Une étude publiée jeudi par la Canada West Foundation, un think tank situé à Calgary, montre que les choses ne sont pas si simples. En effet, si l'industrie du pétrole et du gaz est évidemment cruciale pour les provinces de l'Ouest, elle est aussi très importante pour la prospérité du reste du pays, dont le Québec. «Si le secteur du pétrole et du gaz est contraint dans son développement par des politiques visant à réduire les émissions de GES, le pays entier va en souffrir», affirment les auteurs du document.

Il a souvent été souligné que si les provinces de l'Est, notamment le Québec, peuvent recevoir la plus grosse part des paiements de transfert fédéraux, c'est grâce à la richesse relative de l'Ontario et, de plus en plus, de l'Ouest. Mais il y a plus. Selon certaines estimations, l'industrie pétrolière des provinces de l'Ouest gonflera le PIB de l'Ontario de 144 milliards au cours des 25 prochaines années, celui du Québec de 45 milliards. Durant la même période, elle générera des emplois pour 2,1 millions de personnes-années en Ontario et 745 000 personnes-années au Québec. Cela sans compter les milliers de Canadiens de l'Est qui ont trouvé ou trouveront un emploi bien rémunéré dans les provinces productrices.

En somme, le pétrole et le gaz des provinces de l'Ouest contribuent à la prospérité de notre province comme de celle du reste du pays.

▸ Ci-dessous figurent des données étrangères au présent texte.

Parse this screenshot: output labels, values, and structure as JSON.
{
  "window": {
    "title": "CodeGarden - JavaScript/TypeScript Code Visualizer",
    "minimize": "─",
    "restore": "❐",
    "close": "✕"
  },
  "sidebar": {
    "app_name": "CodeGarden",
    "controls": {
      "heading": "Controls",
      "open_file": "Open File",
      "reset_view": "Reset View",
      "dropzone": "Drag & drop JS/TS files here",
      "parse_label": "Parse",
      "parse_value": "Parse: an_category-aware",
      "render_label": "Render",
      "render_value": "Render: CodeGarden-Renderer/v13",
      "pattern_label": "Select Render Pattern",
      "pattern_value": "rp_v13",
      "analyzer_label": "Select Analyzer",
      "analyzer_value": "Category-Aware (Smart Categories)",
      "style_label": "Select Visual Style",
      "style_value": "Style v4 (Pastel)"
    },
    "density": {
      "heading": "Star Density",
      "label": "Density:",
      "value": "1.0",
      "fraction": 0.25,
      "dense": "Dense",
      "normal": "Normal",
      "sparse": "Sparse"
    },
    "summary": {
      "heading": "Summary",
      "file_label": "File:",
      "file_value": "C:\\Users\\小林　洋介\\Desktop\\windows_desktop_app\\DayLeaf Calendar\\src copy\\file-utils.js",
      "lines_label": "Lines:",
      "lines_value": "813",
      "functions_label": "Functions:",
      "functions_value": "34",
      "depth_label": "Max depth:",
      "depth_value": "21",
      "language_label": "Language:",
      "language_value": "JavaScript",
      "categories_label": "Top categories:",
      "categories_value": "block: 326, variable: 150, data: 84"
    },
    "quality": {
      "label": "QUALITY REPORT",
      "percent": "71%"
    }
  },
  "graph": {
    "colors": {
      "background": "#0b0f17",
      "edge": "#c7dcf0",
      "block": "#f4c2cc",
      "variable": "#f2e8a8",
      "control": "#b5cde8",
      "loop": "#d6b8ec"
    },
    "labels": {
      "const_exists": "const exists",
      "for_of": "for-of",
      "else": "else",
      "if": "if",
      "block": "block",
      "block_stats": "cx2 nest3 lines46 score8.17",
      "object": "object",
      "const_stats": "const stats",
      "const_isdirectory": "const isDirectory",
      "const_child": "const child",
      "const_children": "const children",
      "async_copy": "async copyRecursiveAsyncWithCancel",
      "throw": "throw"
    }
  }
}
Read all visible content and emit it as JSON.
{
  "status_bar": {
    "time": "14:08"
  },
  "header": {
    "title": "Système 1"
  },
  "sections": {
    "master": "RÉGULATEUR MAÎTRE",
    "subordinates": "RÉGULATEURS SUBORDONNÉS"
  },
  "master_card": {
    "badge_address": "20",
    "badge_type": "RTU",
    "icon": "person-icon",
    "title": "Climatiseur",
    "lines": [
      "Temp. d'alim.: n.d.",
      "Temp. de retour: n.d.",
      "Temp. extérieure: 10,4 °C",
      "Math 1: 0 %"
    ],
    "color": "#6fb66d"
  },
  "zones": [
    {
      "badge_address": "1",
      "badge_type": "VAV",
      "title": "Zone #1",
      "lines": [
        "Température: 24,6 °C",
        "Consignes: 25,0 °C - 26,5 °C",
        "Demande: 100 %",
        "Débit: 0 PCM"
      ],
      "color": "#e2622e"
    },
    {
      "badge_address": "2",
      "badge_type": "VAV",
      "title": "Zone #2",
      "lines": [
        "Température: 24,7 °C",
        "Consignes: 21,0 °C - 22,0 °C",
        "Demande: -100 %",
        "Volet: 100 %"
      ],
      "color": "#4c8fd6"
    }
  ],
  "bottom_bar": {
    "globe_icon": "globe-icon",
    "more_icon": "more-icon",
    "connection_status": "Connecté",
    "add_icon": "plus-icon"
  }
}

Ainsi, ces précieuses ressources sont aussi les nôtres. Cela ne signifie pas qu'il faille ignorer l'impact écologique de leur exploitation; les coûts environnementaux du statu quo sont inacceptables. Mais cela veut dire que le problème concerne tous les Canadiens, pas seulement ceux de l'Ouest. C'est donc au gouvernement fédéral de prendre le leadership dans ce dossier, d'amener les différentes régions à la table, de forger des solutions acceptables pour tous.

À cet égard, la performance du gouvernement Harper a été lamentable. Plutôt que de jouer un rôle actif dans la recherche de compromis, il se tait. Plutôt que de chercher à convaincre, il agresse ceux qui osent le contredire. Une telle attitude ne peut qu'éloigner le pays d'une solution raisonnable; une solution qui permettrait de diminuer les impacts environnementaux de l'exploitation du pétrole et du gaz tout en préservant le plus possible la prospérité de l'Ouest, et donc celle du pays tout entier.